Hi, okay! I'll see what I can do about putting the locales somewhere reasonable, as well as the original prototype/demo (requires Unreal 1 and is set up as a mod), and the Linux version of the client.
(i) VRND was totally independent. Bob Berry (now founder of Uber Entertainment) and Vic DeLeon (now at Highwire) were working on it well before I got involved, and they kind of mentored me through the paper submission process for VSMM'99, the conference we all presented at. They had their own license for it, and I contributed Unrealty's tour guide code at the very end, which controlled the monk walking around the space. Unrealty didn't get its own license until the following year I don't think.
We did later port the map itself, but not the monk tour guide, and I don't know how much work that would be, or if it's even possible without the source assets.
(ii) So, I get the historical value of having the full version of UnrealtyEd available, but from a practical perspective, after UnrealEd 2 came out, we actually recommended people build in that, and just import the T3D file into UnrealtyEd for texturing, lighting, movers, and setting up the Tour Guide and such.

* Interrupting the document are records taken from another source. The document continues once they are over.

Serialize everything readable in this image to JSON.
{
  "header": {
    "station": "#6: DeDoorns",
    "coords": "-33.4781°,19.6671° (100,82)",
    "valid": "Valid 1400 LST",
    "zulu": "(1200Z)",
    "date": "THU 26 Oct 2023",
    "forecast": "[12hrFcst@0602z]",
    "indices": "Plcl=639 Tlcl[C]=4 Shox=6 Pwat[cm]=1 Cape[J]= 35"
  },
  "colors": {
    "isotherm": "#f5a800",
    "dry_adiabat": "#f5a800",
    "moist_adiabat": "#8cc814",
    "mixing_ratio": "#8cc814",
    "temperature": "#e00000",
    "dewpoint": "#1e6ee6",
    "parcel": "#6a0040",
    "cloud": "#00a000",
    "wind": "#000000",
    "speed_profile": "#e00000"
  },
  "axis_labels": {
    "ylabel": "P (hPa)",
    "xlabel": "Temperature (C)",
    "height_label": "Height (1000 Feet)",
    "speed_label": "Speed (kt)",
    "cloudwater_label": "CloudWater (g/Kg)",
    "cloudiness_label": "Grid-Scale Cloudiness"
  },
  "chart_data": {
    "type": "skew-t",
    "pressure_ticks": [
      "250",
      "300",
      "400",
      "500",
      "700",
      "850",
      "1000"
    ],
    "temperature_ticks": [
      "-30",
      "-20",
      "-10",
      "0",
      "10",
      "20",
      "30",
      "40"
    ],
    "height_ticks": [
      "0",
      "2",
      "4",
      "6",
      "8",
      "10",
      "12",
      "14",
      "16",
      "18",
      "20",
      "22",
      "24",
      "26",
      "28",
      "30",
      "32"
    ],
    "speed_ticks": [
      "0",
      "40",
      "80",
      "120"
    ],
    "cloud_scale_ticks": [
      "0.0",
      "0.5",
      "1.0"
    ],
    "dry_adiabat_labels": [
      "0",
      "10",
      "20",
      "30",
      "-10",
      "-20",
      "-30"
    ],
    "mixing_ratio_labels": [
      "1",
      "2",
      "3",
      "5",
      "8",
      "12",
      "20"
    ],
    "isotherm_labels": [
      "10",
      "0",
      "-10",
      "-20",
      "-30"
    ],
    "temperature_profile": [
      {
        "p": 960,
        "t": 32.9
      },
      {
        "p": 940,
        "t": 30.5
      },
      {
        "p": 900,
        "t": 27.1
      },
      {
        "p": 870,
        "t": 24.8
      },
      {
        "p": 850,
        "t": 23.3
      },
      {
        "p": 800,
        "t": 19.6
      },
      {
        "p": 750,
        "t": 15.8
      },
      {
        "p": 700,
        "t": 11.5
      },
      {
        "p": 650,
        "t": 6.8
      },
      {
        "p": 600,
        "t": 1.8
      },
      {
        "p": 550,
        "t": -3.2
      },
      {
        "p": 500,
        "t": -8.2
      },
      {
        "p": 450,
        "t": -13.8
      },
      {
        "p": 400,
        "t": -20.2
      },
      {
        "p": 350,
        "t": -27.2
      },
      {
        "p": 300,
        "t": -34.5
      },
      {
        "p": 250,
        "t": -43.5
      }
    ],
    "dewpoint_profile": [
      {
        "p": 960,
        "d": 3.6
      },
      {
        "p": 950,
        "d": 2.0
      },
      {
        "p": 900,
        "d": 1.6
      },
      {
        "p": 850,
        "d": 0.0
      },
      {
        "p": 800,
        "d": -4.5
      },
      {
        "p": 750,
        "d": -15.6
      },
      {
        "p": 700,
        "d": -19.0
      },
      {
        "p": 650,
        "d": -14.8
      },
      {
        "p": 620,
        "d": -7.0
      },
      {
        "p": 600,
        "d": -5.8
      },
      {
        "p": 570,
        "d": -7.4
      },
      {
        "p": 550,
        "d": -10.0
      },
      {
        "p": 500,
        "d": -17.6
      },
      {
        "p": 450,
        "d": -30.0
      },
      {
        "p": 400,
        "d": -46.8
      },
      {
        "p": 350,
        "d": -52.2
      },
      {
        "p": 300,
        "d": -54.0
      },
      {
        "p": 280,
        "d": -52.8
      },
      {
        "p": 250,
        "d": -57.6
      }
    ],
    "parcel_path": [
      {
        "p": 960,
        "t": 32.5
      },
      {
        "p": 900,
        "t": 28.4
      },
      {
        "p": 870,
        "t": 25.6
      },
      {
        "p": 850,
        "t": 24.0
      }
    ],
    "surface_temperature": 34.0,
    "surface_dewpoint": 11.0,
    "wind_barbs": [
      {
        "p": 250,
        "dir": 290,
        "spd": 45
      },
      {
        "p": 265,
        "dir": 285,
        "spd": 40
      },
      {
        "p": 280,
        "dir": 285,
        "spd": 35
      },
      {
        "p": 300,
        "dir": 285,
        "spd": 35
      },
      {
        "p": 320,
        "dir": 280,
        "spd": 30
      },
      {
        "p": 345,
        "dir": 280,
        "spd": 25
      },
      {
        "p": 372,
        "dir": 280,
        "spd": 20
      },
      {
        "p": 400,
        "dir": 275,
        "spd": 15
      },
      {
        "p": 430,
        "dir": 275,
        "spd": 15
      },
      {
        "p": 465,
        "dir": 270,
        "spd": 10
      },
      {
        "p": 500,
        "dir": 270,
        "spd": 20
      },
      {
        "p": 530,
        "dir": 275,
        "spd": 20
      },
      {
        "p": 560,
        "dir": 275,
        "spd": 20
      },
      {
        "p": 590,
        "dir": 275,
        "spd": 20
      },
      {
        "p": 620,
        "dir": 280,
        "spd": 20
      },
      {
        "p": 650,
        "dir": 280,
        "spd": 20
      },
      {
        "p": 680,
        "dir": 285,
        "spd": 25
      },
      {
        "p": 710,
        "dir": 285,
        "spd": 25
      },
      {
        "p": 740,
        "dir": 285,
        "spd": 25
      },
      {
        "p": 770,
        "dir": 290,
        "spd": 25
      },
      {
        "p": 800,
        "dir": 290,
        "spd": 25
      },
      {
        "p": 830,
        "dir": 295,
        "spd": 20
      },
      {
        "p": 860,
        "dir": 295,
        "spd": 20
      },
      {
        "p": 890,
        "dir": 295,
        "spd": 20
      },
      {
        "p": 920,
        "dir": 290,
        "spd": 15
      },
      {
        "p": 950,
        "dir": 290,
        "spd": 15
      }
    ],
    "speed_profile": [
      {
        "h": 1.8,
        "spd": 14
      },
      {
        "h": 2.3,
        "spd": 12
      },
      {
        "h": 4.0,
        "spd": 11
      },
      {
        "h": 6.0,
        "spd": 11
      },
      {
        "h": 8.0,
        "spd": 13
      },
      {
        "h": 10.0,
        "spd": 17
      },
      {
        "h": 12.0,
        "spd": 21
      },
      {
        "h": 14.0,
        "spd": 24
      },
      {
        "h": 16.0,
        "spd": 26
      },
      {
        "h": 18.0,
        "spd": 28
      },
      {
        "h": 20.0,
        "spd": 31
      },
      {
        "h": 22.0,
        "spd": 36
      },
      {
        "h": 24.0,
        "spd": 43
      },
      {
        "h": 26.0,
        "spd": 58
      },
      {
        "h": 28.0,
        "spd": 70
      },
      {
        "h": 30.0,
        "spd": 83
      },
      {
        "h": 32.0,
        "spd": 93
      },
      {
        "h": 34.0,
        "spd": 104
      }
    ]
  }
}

I do have the full version binaries, so no point in hex editing it.
(iii) We just went through this exercise, and the full, final Unrealty source is definitely lost. There were four people who definitely had it, and all of four of us have lost it over time. I don't know that we could reconstruct PubSrc from what we have.

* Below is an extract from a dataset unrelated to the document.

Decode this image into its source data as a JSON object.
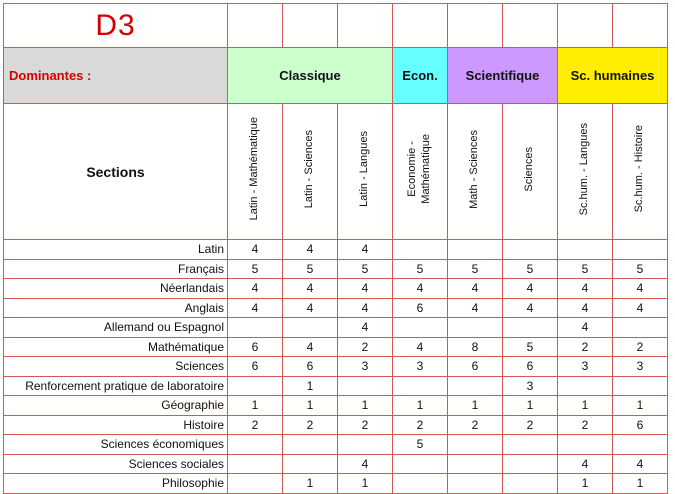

Also, probably not realistic for any licensee to release anything from the core engine beyond what Epic has already released. Epic's who you want to
pressure ask.

(iv) Uh, yes, I guess, in theory, I could release the UnrealtyEd source, since afaik it's totally independent. I'm not sure I could tell what's UnrealtyEd and what's core engine source, though, again, since we don't have the final source, or source control, or anything, just some zip files of diffs against 405b.
If I were to work on an Unreal 1 editor today, I'd probably make something that generated really nice T3D files and just import that into UnrealEd 2.